Comme nous l’avons déjà signalé, un plongeur grec, Elias Stadiatis, a découvert l’épave d’un ancien cargo en 1900 au large de l’île d’Anticythère en Grèce. Lui et d’autres plongeurs ont récupéré toutes sortes d’objets du navire. Un an plus tard, un archéologue du nom de Valerios Stais étudiait ce qu’il pensait être un morceau de roche récupéré de l’épave lorsqu’il a remarqué qu’il y avait une roue dentée encastrée dedans. Il s’est avéré qu’il s’agissait d’un ancien dispositif mécanique. Le mécanisme d’Anticythère est désormais conservé au Musée archéologique national d’Athènes.

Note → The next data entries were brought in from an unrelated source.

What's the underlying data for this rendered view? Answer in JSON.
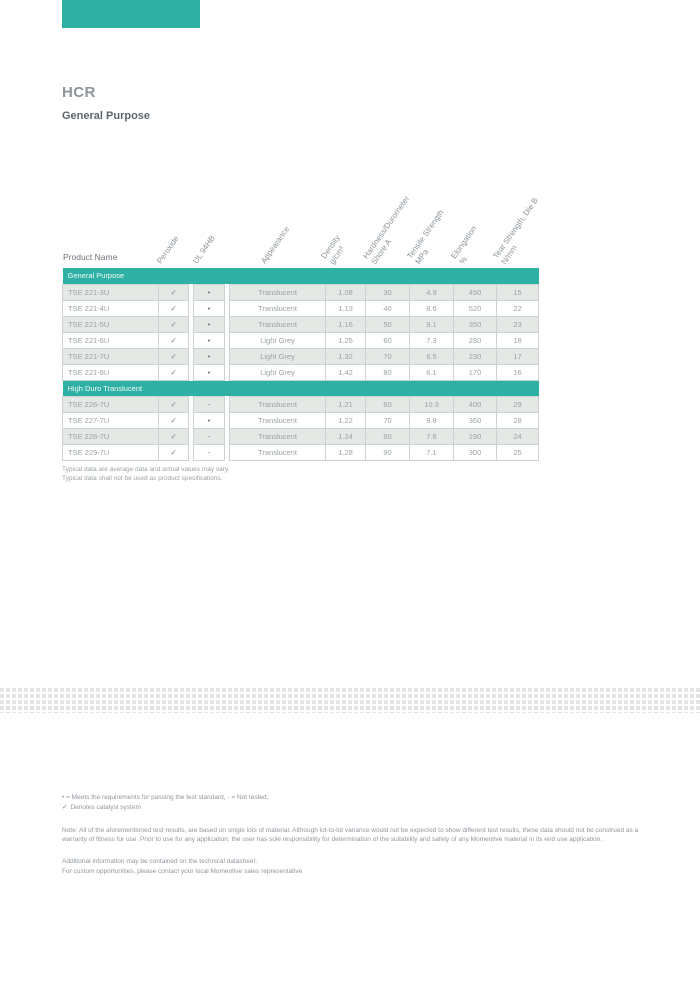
{
  "header": {
    "title": "HCR",
    "subtitle": "General Purpose"
  },
  "table": {
    "product_name_header": "Product Name",
    "columns": [
      {
        "label": "Peroxide",
        "sub": ""
      },
      {
        "label": "UL 94HB",
        "sub": ""
      },
      {
        "label": "Appearance",
        "sub": ""
      },
      {
        "label": "Density",
        "sub": "g/cm³"
      },
      {
        "label": "Hardness/Durometer",
        "sub": "Shore A"
      },
      {
        "label": "Tensile Strength",
        "sub": "MPa"
      },
      {
        "label": "Elongation",
        "sub": "%"
      },
      {
        "label": "Tear Strength, Die B",
        "sub": "N/mm"
      }
    ],
    "sections": [
      {
        "name": "General Purpose",
        "rows": [
          {
            "product": "TSE 221-3U",
            "peroxide": "✓",
            "ul": "•",
            "appearance": "Translucent",
            "density": "1.08",
            "hardness": "30",
            "tensile": "4.9",
            "elongation": "450",
            "tear": "15"
          },
          {
            "product": "TSE 221-4U",
            "peroxide": "✓",
            "ul": "•",
            "appearance": "Translucent",
            "density": "1.13",
            "hardness": "40",
            "tensile": "8.6",
            "elongation": "520",
            "tear": "22"
          },
          {
            "product": "TSE 221-5U",
            "peroxide": "✓",
            "ul": "•",
            "appearance": "Translucent",
            "density": "1.16",
            "hardness": "50",
            "tensile": "9.1",
            "elongation": "350",
            "tear": "23"
          },
          {
            "product": "TSE 221-6U",
            "peroxide": "✓",
            "ul": "•",
            "appearance": "Light Grey",
            "density": "1.25",
            "hardness": "60",
            "tensile": "7.3",
            "elongation": "280",
            "tear": "18"
          },
          {
            "product": "TSE 221-7U",
            "peroxide": "✓",
            "ul": "•",
            "appearance": "Light Grey",
            "density": "1.32",
            "hardness": "70",
            "tensile": "6.5",
            "elongation": "230",
            "tear": "17"
          },
          {
            "product": "TSE 221-8U",
            "peroxide": "✓",
            "ul": "•",
            "appearance": "Light Grey",
            "density": "1.42",
            "hardness": "80",
            "tensile": "6.1",
            "elongation": "170",
            "tear": "16"
          }
        ]
      },
      {
        "name": "High Duro Translucent",
        "rows": [
          {
            "product": "TSE 226-7U",
            "peroxide": "✓",
            "ul": "-",
            "appearance": "Translucent",
            "density": "1.21",
            "hardness": "60",
            "tensile": "10.3",
            "elongation": "400",
            "tear": "29"
          },
          {
            "product": "TSE 227-7U",
            "peroxide": "✓",
            "ul": "•",
            "appearance": "Translucent",
            "density": "1.22",
            "hardness": "70",
            "tensile": "9.8",
            "elongation": "360",
            "tear": "28"
          },
          {
            "product": "TSE 228-7U",
            "peroxide": "✓",
            "ul": "-",
            "appearance": "Translucent",
            "density": "1.24",
            "hardness": "80",
            "tensile": "7.6",
            "elongation": "190",
            "tear": "24"
          },
          {
            "product": "TSE 229-7U",
            "peroxide": "✓",
            "ul": "-",
            "appearance": "Translucent",
            "density": "1.28",
            "hardness": "90",
            "tensile": "7.1",
            "elongation": "300",
            "tear": "25"
          }
        ]
      }
    ],
    "footnotes": [
      "Typical data are average data and actual values may vary.",
      "Typical data shall not be used as product specifications."
    ]
  },
  "legend": {
    "symbols_line": "• = Meets the requirements for passing the test standard, - = Not tested,",
    "check_symbol": "✓",
    "check_meaning": "Denotes catalyst system",
    "note": "Note: All of the aforementioned test results, are based on single lots of material.  Although lot-to-lot variance would not be expected to show different test results, these data should not be construed as a warranty of fitness for use.  Prior to use for any application, the user has sole responsibility for determination of the suitability and safety of any Momentive material in its end use application.",
    "additional_line1": "Additional information may be contained on the technical datasheet.",
    "additional_line2": "For custom opportunities, please contact your local Momentive sales representative"
  },
  "colors": {
    "accent_teal": "#2eb0a4",
    "row_alternate": "#e4e9e6",
    "table_border": "#ccd3d0",
    "body_text_grey": "#9aa2a7"
  }
}
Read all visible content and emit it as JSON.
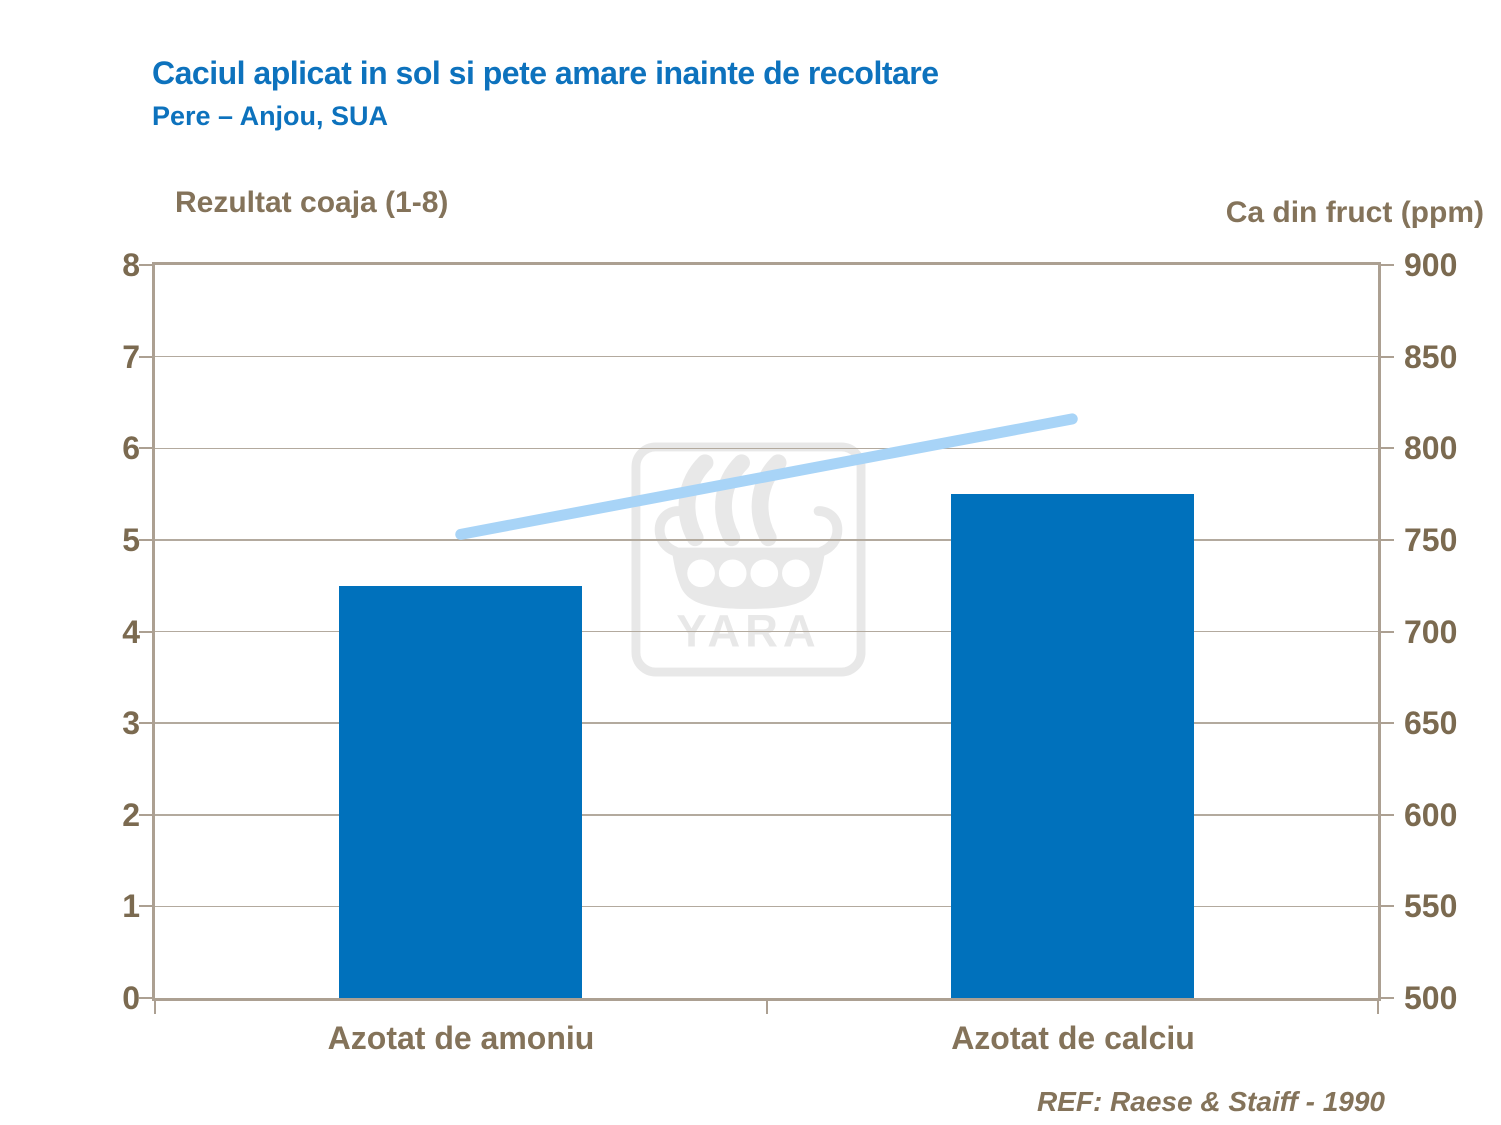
{
  "slide": {
    "title": "Caciul aplicat in sol si pete amare inainte de recoltare",
    "subtitle": "Pere – Anjou, SUA",
    "reference": "REF: Raese & Staiff - 1990",
    "watermark_text": "YARA"
  },
  "chart_data": {
    "type": "bar",
    "categories": [
      "Azotat de amoniu",
      "Azotat de calciu"
    ],
    "series": [
      {
        "name": "Rezultat coaja",
        "type": "bar",
        "axis": "left",
        "values": [
          4.5,
          5.5
        ],
        "color": "#0071bc"
      },
      {
        "name": "Ca din fruct",
        "type": "line",
        "axis": "right",
        "values": [
          753,
          816
        ],
        "color": "#a8d4f7"
      }
    ],
    "left_axis": {
      "label": "Rezultat coaja (1-8)",
      "range": [
        0,
        8
      ],
      "ticks": [
        "8",
        "7",
        "6",
        "5",
        "4",
        "3",
        "2",
        "1",
        "0"
      ]
    },
    "right_axis": {
      "label": "Ca din fruct (ppm)",
      "range": [
        500,
        900
      ],
      "ticks": [
        "900",
        "850",
        "800",
        "750",
        "700",
        "650",
        "600",
        "550",
        "500"
      ]
    },
    "grid": true,
    "legend_position": "none"
  },
  "colors": {
    "accent_blue": "#0071bc",
    "title_blue": "#0d72bd",
    "text_brown": "#84735a",
    "tick_brown": "#7b6a50",
    "grid": "#b3aa9e",
    "frame": "#aca092",
    "line_blue": "#a8d4f7",
    "watermark": "#e8e8e8"
  }
}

En 1951, un historien des sciences britannique du nom de Derek J. de Solla Price a commencé à étudier le fonctionnement théorique de l’appareil. En se basant sur des photographies aux rayons X et aux rayons gamma des fragments, Price et le physicien Charalambos Karakalos ont publié un article de 70 pages en 1959 dans les Transactions of the American Philosophical Society. Sur la base de ces images, ils ont émis l’hypothèse que le mécanisme avait été utilisé pour calculer les mouvements des étoiles et des planètes, ce qui en ferait le premier ordinateur analogique connu.

Le mécanisme d'Anticythère a inspiré le titre
Agrandir / Le mécanisme d’Anticythère a inspiré le « Cadran du destin » dans un film d’Indiana Jones de 2023.

Disney/Lucasfilm

Michael Wright, alors conservateur du département de génie mécanique au Science Museum de Londres, a fait la une des journaux en 2002 avec de nouvelles images aux rayons X plus détaillées de l’appareil prises par tomographie linéaire. L’analyse plus approfondie de Wright a révélé un engrenage central fixe dans la roue principale du mécanisme, autour duquel d’autres engrenages mobiles pouvaient tourner. Il en a conclu que l’appareil avait été spécifiquement conçu pour modéliser le mouvement « épicycloïdal », conformément à la notion grecque antique selon laquelle les corps célestes se déplaçaient selon des schémas circulaires appelés épicycles. (C’était avant Copernic, donc le point fixe autour duquel ils se déplaçaient était censé être la Terre.)

En 2021, une équipe interdisciplinaire de l’University College London (UCL), dirigée par l’ingénieur en mécanique Tony Freeth, professeur honoraire à l’University College London, a présenté un nouveau modèle informatique, révélant une représentation éblouissante du cosmos grec antique. Les efforts de l’équipe se sont appuyés sur les travaux de Wright dans le cadre du projet de recherche en cours sur le mécanisme d’Antikythera, qui a entrepris une imagerie à rayons X 3D plus avancée avec l’aide de X-Tek Systems au Royaume-Uni et de Hewlett-Packard, entre autres. Ces images ont révélé beaucoup plus de la transcription grecque originale, confirmant qu’il s’agissait d’un ordinateur astronomique utilisé pour prédire les positions des corps célestes dans le ciel. Il est probable que le mécanisme d’Antikythera comptait autrefois 37 engrenages, dont 30 subsistent, et que sa face avant comportait des graduations indiquant le cycle solaire et le zodiaque, ainsi que des pointeurs pour indiquer les positions du Soleil et de la Lune.